Gary is a founder and owner of Pivotal Advisors dedicated to improving sales force effectiveness by consulting with CEO’s and sales leaders on the critical elements required for superior performance. Gary is experienced in planning and implementing sales strategies in highly competitive technology markets. He works with sales leaders to identify key areas within sales team for improvement, instruction on the use of technology, and how it helps provide structure for teh sales leader to get the most out of his/her team and be more productive within the organization. As a sales leader, Gary's teams had continual growth in year over year's sales and led successful engagements with companies including Microsoft, Symantec, VMWare, Compuware, Sun Microsystems and Electronic Arts.

9 thoughts on “Making Your Sales Forecast Believable

  1. Question: Does missing a $20 million monthly forecast by 10% sometimes mean its believable or unreliable? That is the range I work in and get challenged on.

    The problem is I cannot err to the low side because my forecast drives the MRP and we would not have the proper raw materials stock levels if I don’t keep my forecast on the upside.

    This is an interesting topic for me and I would like my team to get involved in evaluating what we do compared to other industries / organizations.

  2. Thanks for the question, Gary. I would need more information to give you an accurate reply, but missing your forecast can be the symptom of many things including forecasting methodology, staffing, sales process or many other things. One thing that I can say is that there needs to be an alignment between you and your boss about what he/she wants to see in the forecast and what his/her threshold is for missing it.

    I would be more than happy to dig in a little deeper with you via phone call or meeting if you like. You can reach me at or by phone at 952-226-3385. I would love to understand a little bit more about your situation.

    Thanks again for your comments.


  3. Or you could just rely on your rock star reps that you know will deliver with linearity every quarter. 🙂 Consistency and linearity are everything.

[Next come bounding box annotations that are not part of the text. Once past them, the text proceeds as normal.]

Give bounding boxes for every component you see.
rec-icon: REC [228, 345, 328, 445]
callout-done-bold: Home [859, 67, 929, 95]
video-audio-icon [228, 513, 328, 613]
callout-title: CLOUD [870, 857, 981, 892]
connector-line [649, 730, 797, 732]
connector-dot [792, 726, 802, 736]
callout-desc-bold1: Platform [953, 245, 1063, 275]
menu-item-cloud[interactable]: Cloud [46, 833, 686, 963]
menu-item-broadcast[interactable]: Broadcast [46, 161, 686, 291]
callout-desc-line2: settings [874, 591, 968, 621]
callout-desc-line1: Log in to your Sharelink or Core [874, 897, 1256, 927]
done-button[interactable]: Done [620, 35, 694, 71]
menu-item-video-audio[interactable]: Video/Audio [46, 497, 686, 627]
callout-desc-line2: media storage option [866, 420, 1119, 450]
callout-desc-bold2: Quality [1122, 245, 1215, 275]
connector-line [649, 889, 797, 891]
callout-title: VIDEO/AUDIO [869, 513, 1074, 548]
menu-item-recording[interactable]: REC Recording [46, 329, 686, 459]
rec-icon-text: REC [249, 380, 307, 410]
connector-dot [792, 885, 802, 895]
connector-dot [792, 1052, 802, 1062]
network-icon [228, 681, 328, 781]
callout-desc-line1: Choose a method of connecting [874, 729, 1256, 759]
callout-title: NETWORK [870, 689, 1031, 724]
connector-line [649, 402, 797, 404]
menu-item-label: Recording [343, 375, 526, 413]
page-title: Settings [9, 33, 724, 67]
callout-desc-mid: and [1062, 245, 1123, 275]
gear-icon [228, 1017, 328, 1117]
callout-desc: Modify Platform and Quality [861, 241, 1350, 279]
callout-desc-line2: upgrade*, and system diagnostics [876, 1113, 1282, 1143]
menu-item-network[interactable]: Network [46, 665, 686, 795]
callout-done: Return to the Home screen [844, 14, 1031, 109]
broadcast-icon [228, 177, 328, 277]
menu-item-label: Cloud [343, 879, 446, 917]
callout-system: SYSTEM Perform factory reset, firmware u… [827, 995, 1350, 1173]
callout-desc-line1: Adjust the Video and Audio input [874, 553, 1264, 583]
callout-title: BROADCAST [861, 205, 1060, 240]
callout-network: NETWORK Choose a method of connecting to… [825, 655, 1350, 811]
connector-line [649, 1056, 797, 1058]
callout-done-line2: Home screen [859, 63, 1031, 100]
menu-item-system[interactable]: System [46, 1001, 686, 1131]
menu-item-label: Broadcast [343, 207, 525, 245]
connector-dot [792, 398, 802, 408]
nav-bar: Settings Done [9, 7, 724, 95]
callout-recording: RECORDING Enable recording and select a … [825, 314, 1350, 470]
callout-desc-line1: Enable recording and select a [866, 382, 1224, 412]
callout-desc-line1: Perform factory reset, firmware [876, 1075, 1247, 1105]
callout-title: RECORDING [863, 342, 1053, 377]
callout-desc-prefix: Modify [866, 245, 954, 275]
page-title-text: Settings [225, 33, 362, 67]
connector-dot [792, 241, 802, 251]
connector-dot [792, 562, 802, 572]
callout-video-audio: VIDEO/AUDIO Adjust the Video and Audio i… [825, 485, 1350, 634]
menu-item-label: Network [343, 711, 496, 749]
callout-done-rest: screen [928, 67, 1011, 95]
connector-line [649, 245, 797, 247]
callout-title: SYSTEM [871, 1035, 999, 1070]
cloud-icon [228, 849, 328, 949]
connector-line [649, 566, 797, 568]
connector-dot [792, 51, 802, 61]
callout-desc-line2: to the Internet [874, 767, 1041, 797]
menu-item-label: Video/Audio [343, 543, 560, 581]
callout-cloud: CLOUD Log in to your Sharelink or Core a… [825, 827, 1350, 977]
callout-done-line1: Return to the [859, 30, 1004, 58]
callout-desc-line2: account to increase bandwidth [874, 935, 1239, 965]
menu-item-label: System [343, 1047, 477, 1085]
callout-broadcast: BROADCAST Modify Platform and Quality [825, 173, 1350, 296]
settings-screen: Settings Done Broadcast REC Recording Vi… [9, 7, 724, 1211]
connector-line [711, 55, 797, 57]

SaaS vs licenses vs services all deserve there own forecasting methodology.

  4. Peter,

    I agree with you. Each type of sale (Saas vs. licenses vs. Services vs. Products) all have modifications to the forecasting process. Good point and we have helped companies modify this approach in all of these types of sales. However, I believe the methodology of determining a) what you can count on vs. b) what is upside vs. c) don’t count on this at all has been proven to help CEOs get more confidence in the forecast and plan accordingly.

    Thanks for your comments!

  5. Make sure your sales assumptions are linked to the detailed sales forecast, otherwise you can end up with completely contradictory information. For instance, if you assume a declining market and declining market share, it’s illogical to then forecast increased sales. For more information, see the page in this guide on your sales assumptions.

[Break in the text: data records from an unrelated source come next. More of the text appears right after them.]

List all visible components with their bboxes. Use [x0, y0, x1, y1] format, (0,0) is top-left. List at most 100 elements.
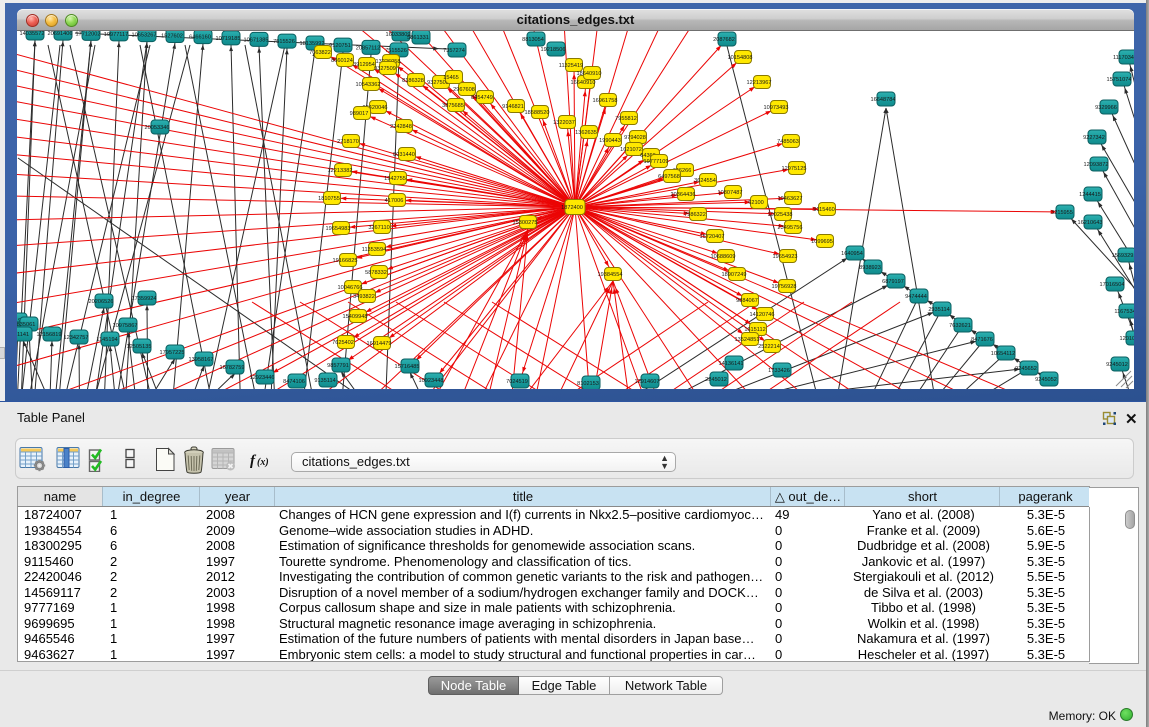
- svg-text:8186328: 8186328: [402, 78, 424, 84]
- svg-text:1322037: 1322037: [553, 120, 575, 126]
- svg-text:20857112: 20857112: [356, 45, 380, 51]
- svg-text:6497568: 6497568: [658, 174, 680, 180]
- svg-text:12213967: 12213967: [747, 80, 772, 86]
- svg-text:10046766: 10046766: [338, 285, 363, 291]
- svg-text:3875685: 3875685: [442, 103, 464, 109]
- svg-text:417006: 417006: [385, 198, 404, 204]
- svg-text:(x): (x): [257, 457, 269, 468]
- svg-text:6879197: 6879197: [882, 279, 904, 285]
- svg-text:19654923: 19654923: [773, 254, 798, 260]
- svg-text:9245052: 9245052: [1035, 377, 1057, 383]
- svg-text:2522214: 2522214: [758, 344, 780, 350]
- svg-text:14136141: 14136141: [719, 361, 744, 367]
- svg-text:10654112: 10654112: [991, 351, 1015, 357]
- svg-text:12505135: 12505135: [127, 344, 152, 350]
- svg-text:10688609: 10688609: [711, 254, 736, 260]
- svg-text:7357274: 7357274: [443, 48, 465, 54]
- svg-text:989017: 989017: [350, 111, 369, 117]
- svg-text:12975125: 12975125: [782, 166, 807, 172]
- svg-text:20053346: 20053346: [145, 125, 170, 131]
- svg-text:10025438: 10025438: [768, 212, 793, 218]
- svg-text:19654983: 19654983: [326, 226, 351, 232]
- svg-text:10154808: 10154808: [728, 55, 753, 61]
- svg-text:19166825: 19166825: [333, 258, 358, 264]
- svg-text:8813054: 8813054: [522, 37, 544, 43]
- svg-text:16782759: 16782759: [220, 365, 245, 371]
- svg-text:19977117: 19977117: [104, 32, 128, 38]
- svg-text:3493822: 3493822: [353, 294, 375, 300]
- svg-text:9884067: 9884067: [736, 298, 758, 304]
- svg-text:11325419: 11325419: [559, 63, 583, 69]
- svg-text:16648784: 16648784: [871, 97, 896, 103]
- svg-text:18640910: 18640910: [577, 71, 602, 77]
- svg-text:12010504: 12010504: [1120, 336, 1134, 342]
- svg-text:9146821: 9146821: [502, 104, 524, 110]
- svg-text:18588520: 18588520: [525, 110, 550, 116]
- svg-text:10975867: 10975867: [113, 323, 138, 329]
- svg-text:12914607: 12914607: [635, 379, 660, 385]
- svg-text:3215955: 3215955: [1051, 210, 1073, 216]
- svg-text:1990443: 1990443: [599, 138, 621, 144]
- svg-text:19384554: 19384554: [598, 272, 623, 278]
- svg-text:2087682: 2087682: [713, 37, 735, 43]
- svg-text:17712002: 17712002: [76, 31, 101, 37]
- svg-text:19756928: 19756928: [772, 284, 797, 290]
- svg-text:15716485: 15716485: [395, 364, 420, 370]
- svg-text:8660124: 8660124: [331, 58, 353, 64]
- svg-text:9794028: 9794028: [624, 135, 646, 141]
- svg-text:15693291: 15693291: [1112, 253, 1134, 259]
- svg-text:8938923: 8938923: [859, 265, 881, 271]
- svg-text:1244415: 1244415: [1079, 192, 1101, 198]
- svg-text:1621072: 1621072: [620, 147, 642, 153]
- svg-text:14035572: 14035572: [20, 31, 45, 37]
- svg-text:12342757: 12342757: [64, 335, 89, 341]
- svg-text:3912954: 3912954: [353, 62, 375, 68]
- svg-text:14120746: 14120746: [750, 312, 775, 318]
- svg-text:7515526: 7515526: [273, 39, 295, 45]
- svg-text:2718170: 2718170: [337, 139, 359, 145]
- svg-text:10543362: 10543362: [356, 82, 381, 88]
- svg-text:3267110: 3267110: [368, 225, 389, 231]
- svg-text:16210643: 16210643: [1078, 220, 1103, 226]
- svg-text:8471676: 8471676: [971, 337, 993, 343]
- svg-text:15409948: 15409948: [343, 314, 368, 320]
- svg-text:7632621: 7632621: [949, 323, 971, 329]
- svg-text:9245652: 9245652: [1015, 366, 1037, 372]
- svg-text:9135114: 9135114: [314, 378, 335, 384]
- svg-text:11170347: 11170347: [1113, 55, 1134, 61]
- svg-text:9327509: 9327509: [374, 66, 396, 72]
- svg-text:1145194: 1145194: [96, 337, 117, 343]
- svg-text:1167534: 1167534: [1114, 309, 1134, 315]
- svg-text:10671385: 10671385: [244, 37, 269, 43]
- svg-text:7625402: 7625402: [332, 340, 354, 346]
- svg-text:8102153: 8102153: [577, 381, 599, 387]
- svg-text:19218506: 19218506: [541, 47, 566, 53]
- svg-text:5861331: 5861331: [407, 35, 429, 41]
- svg-text:20206526: 20206526: [89, 299, 114, 305]
- svg-text:9120751: 9120751: [329, 43, 351, 49]
- svg-text:9474444: 9474444: [905, 294, 927, 300]
- svg-text:15720407: 15720407: [700, 234, 725, 240]
- svg-text:20691406: 20691406: [48, 31, 73, 37]
- svg-text:9329966: 9329966: [1095, 105, 1117, 111]
- svg-text:2242848: 2242848: [390, 124, 412, 130]
- svg-text:1527602: 1527602: [161, 34, 183, 40]
- svg-text:10719185: 10719185: [216, 36, 241, 42]
- svg-text:8474106: 8474106: [283, 379, 305, 385]
- svg-text:391141: 391141: [17, 332, 29, 338]
- svg-text:9115460: 9115460: [813, 207, 834, 213]
- svg-text:16961758: 16961758: [593, 98, 618, 104]
- svg-text:1099695: 1099695: [811, 239, 833, 245]
- svg-text:2935114: 2935114: [928, 307, 949, 313]
- svg-text:7986322: 7986322: [684, 212, 706, 218]
- svg-text:17359924: 17359924: [132, 296, 157, 302]
- svg-text:9857791: 9857791: [327, 363, 349, 369]
- svg-text:5878332: 5878332: [365, 270, 387, 276]
- svg-text:7515526: 7515526: [385, 48, 407, 54]
- svg-text:2245012: 2245012: [705, 377, 727, 383]
- svg-text:8031440: 8031440: [393, 152, 415, 158]
- svg-text:20364436: 20364436: [671, 192, 696, 198]
- svg-text:6466160: 6466160: [189, 35, 211, 41]
- svg-text:3624554: 3624554: [694, 178, 716, 184]
- svg-text:f: f: [250, 453, 257, 469]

  6. Keep the forecast and results in front of everyone on a weekly or at least a monthly basis. When you recognize someone for sales attainment , tie it back to how they are doing regarding their forecast. In other words acknowledge them for their sales results and what percentage they attained against their CRM Pipeline forecast .

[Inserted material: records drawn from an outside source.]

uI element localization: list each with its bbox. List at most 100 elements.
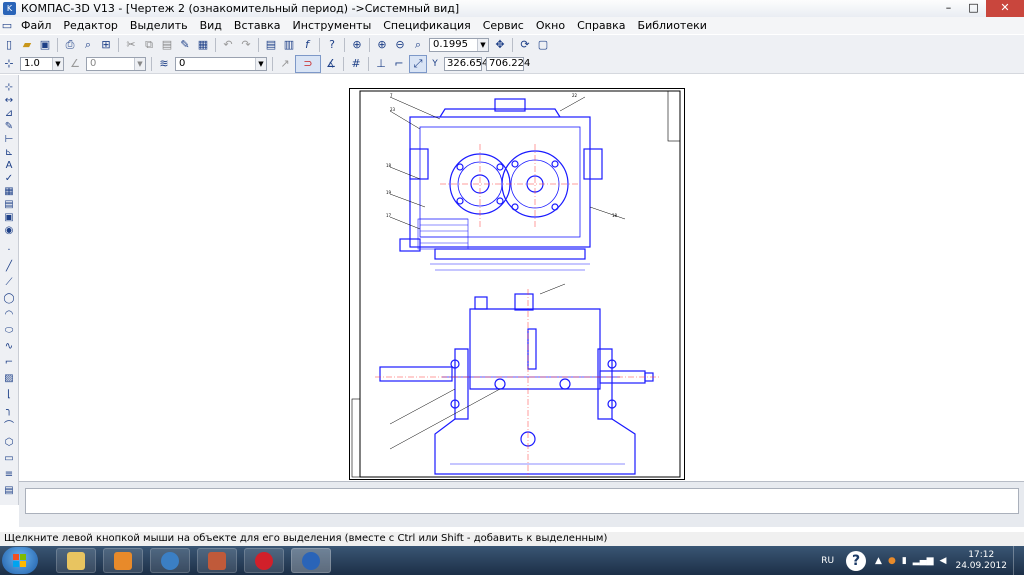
snap-magnet-icon[interactable]: ⊃ xyxy=(295,54,321,73)
function-icon[interactable]: f xyxy=(299,37,315,53)
format-painter-icon[interactable]: ✎ xyxy=(177,37,193,53)
view-icon[interactable]: ◉ xyxy=(3,225,15,237)
coord-x-field[interactable]: 326.654 xyxy=(444,56,488,71)
zoom-in-icon[interactable]: ⊕ xyxy=(374,37,390,53)
orthogonal-icon[interactable]: ⊥ xyxy=(373,56,389,72)
kompas-app-icon[interactable]: K xyxy=(3,2,16,15)
menu-select[interactable]: Выделить xyxy=(125,19,193,32)
menu-service[interactable]: Сервис xyxy=(478,19,529,32)
round-icon[interactable]: ⌐ xyxy=(391,56,407,72)
open-folder-icon[interactable]: ▰ xyxy=(19,37,35,53)
cut-icon[interactable]: ✂ xyxy=(123,37,139,53)
chevron-down-icon[interactable]: ▼ xyxy=(477,38,488,51)
ellipse-icon[interactable]: ⬭ xyxy=(3,325,15,337)
reports-icon[interactable]: ▦ xyxy=(3,186,15,198)
insert-icon[interactable]: ▤ xyxy=(3,199,15,211)
show-desktop-button[interactable] xyxy=(1013,546,1024,575)
segment-icon[interactable]: ⟋ xyxy=(3,277,15,289)
tray-network-icon[interactable]: ▮ xyxy=(902,556,907,566)
local-cs-icon[interactable]: ↗ xyxy=(277,56,293,72)
help-pointer-icon[interactable]: ? xyxy=(324,37,340,53)
taskbar-media-player[interactable] xyxy=(103,548,143,573)
taskbar-app[interactable] xyxy=(197,548,237,573)
coord-y-field[interactable]: 706.224 xyxy=(486,56,530,71)
print-preview-icon[interactable]: ⌕ xyxy=(80,37,96,53)
menu-file[interactable]: Файл xyxy=(16,19,56,32)
show-all-icon[interactable]: ▢ xyxy=(535,37,551,53)
zoom-window-icon[interactable]: ⊕ xyxy=(349,37,365,53)
undo-icon[interactable]: ↶ xyxy=(220,37,236,53)
maximize-button[interactable]: □ xyxy=(961,0,986,17)
spline-icon[interactable]: ∿ xyxy=(3,341,15,353)
paste-icon[interactable]: ▤ xyxy=(159,37,175,53)
polyline-icon[interactable]: ⌐ xyxy=(3,357,15,369)
manager-icon[interactable]: ⊞ xyxy=(98,37,114,53)
zoom-scale-icon[interactable]: ⌕ xyxy=(410,37,426,53)
angle-icon[interactable]: ∠ xyxy=(67,56,83,72)
fillet-icon[interactable]: ╮ xyxy=(3,405,15,417)
clock[interactable]: 17:12 24.09.2012 xyxy=(955,550,1007,572)
grid-icon[interactable]: # xyxy=(348,56,364,72)
select-icon[interactable]: A xyxy=(3,160,15,172)
polygon-icon[interactable]: ⬡ xyxy=(3,437,15,449)
language-indicator[interactable]: RU xyxy=(821,556,834,566)
taskbar-kompas[interactable] xyxy=(291,548,331,573)
aux-line-icon[interactable]: ╱ xyxy=(3,261,15,273)
print-icon[interactable]: ⎙ xyxy=(62,37,78,53)
step-icon[interactable]: ⊹ xyxy=(1,56,17,72)
rectangle-icon[interactable]: ▭ xyxy=(3,453,15,465)
pan-icon[interactable]: ✥ xyxy=(492,37,508,53)
chevron-down-icon[interactable]: ▼ xyxy=(52,57,63,70)
dimensions-icon[interactable]: ↔ xyxy=(3,95,15,107)
menu-help[interactable]: Справка xyxy=(572,19,630,32)
menu-tools[interactable]: Инструменты xyxy=(288,19,377,32)
new-document-icon[interactable]: ▯ xyxy=(1,37,17,53)
tree-icon[interactable]: ▤ xyxy=(263,37,279,53)
collection-icon[interactable]: ▤ xyxy=(3,485,15,497)
equidistant-icon[interactable]: ≡ xyxy=(3,469,15,481)
taskbar-hp[interactable] xyxy=(150,548,190,573)
properties-content-area[interactable] xyxy=(25,488,1019,514)
menu-editor[interactable]: Редактор xyxy=(58,19,123,32)
circle-icon[interactable]: ◯ xyxy=(3,293,15,305)
save-icon[interactable]: ▣ xyxy=(37,37,53,53)
chamfer-icon[interactable]: ⌊ xyxy=(3,389,15,401)
angle-combo[interactable]: 0 ▼ xyxy=(86,56,146,71)
point-icon[interactable]: · xyxy=(3,245,15,257)
zoom-combo[interactable]: 0.1995 ▼ xyxy=(429,37,489,52)
menu-window[interactable]: Окно xyxy=(531,19,570,32)
refresh-icon[interactable]: ⟳ xyxy=(517,37,533,53)
start-button[interactable] xyxy=(2,547,38,574)
taskbar-opera[interactable] xyxy=(244,548,284,573)
minimize-button[interactable]: – xyxy=(936,0,961,17)
properties-icon[interactable]: ▦ xyxy=(195,37,211,53)
tray-arrow-icon[interactable]: ▲ xyxy=(875,556,882,566)
geometry-icon[interactable]: ⊹ xyxy=(3,82,15,94)
drawing-sheet[interactable]: 7 23 18 19 17 22 18 xyxy=(349,88,685,480)
layer-combo[interactable]: 0 ▼ xyxy=(175,56,267,71)
fragment-icon[interactable]: ▣ xyxy=(3,212,15,224)
hatch-icon[interactable]: ▨ xyxy=(3,373,15,385)
document-icon[interactable]: ▭ xyxy=(1,18,13,34)
edit-icon[interactable]: ✎ xyxy=(3,121,15,133)
chevron-down-icon[interactable]: ▼ xyxy=(134,57,145,70)
contour-icon[interactable]: ⌒ xyxy=(3,421,15,433)
redo-icon[interactable]: ↷ xyxy=(238,37,254,53)
chevron-down-icon[interactable]: ▼ xyxy=(255,57,266,70)
menu-specification[interactable]: Спецификация xyxy=(378,19,475,32)
arc-icon[interactable]: ◠ xyxy=(3,309,15,321)
measure-icon[interactable]: ⊾ xyxy=(3,147,15,159)
layer-icon[interactable]: ≋ xyxy=(156,56,172,72)
menu-libraries[interactable]: Библиотеки xyxy=(633,19,712,32)
tray-app-icon[interactable]: ● xyxy=(888,556,896,566)
menu-view[interactable]: Вид xyxy=(195,19,227,32)
designations-icon[interactable]: ⊿ xyxy=(3,108,15,120)
spec-icon[interactable]: ✓ xyxy=(3,173,15,185)
variables-icon[interactable]: ▥ xyxy=(281,37,297,53)
taskbar-explorer[interactable] xyxy=(56,548,96,573)
zoom-out-icon[interactable]: ⊖ xyxy=(392,37,408,53)
parametrization-icon[interactable]: ⊢ xyxy=(3,134,15,146)
tray-signal-icon[interactable]: ▂▄▆ xyxy=(913,556,934,566)
menu-insert[interactable]: Вставка xyxy=(229,19,286,32)
step-combo[interactable]: 1.0 ▼ xyxy=(20,56,64,71)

  7. Find a healthy balance between stretching yourself to grow and being honest about the market, capabilities and follow-through record. I’ve worked with owners who simply like to set goals that shoot for the moon hoping their team will hit the top of the mountain . The problem is the goal is not real and everyone knows it, but they all play along throughout the year fudging their closing dates and sales stages to please the boss at the beginning of each month or quarter. If you keep the goals real and believable your team will be more honest in their assessment of closing dates and stages and will fight to reach the moon.

  8. Sales forecasting is a difficult area of management. Most managers believe they are good at forecasting. However, forecasts made usually turn out to be wrong!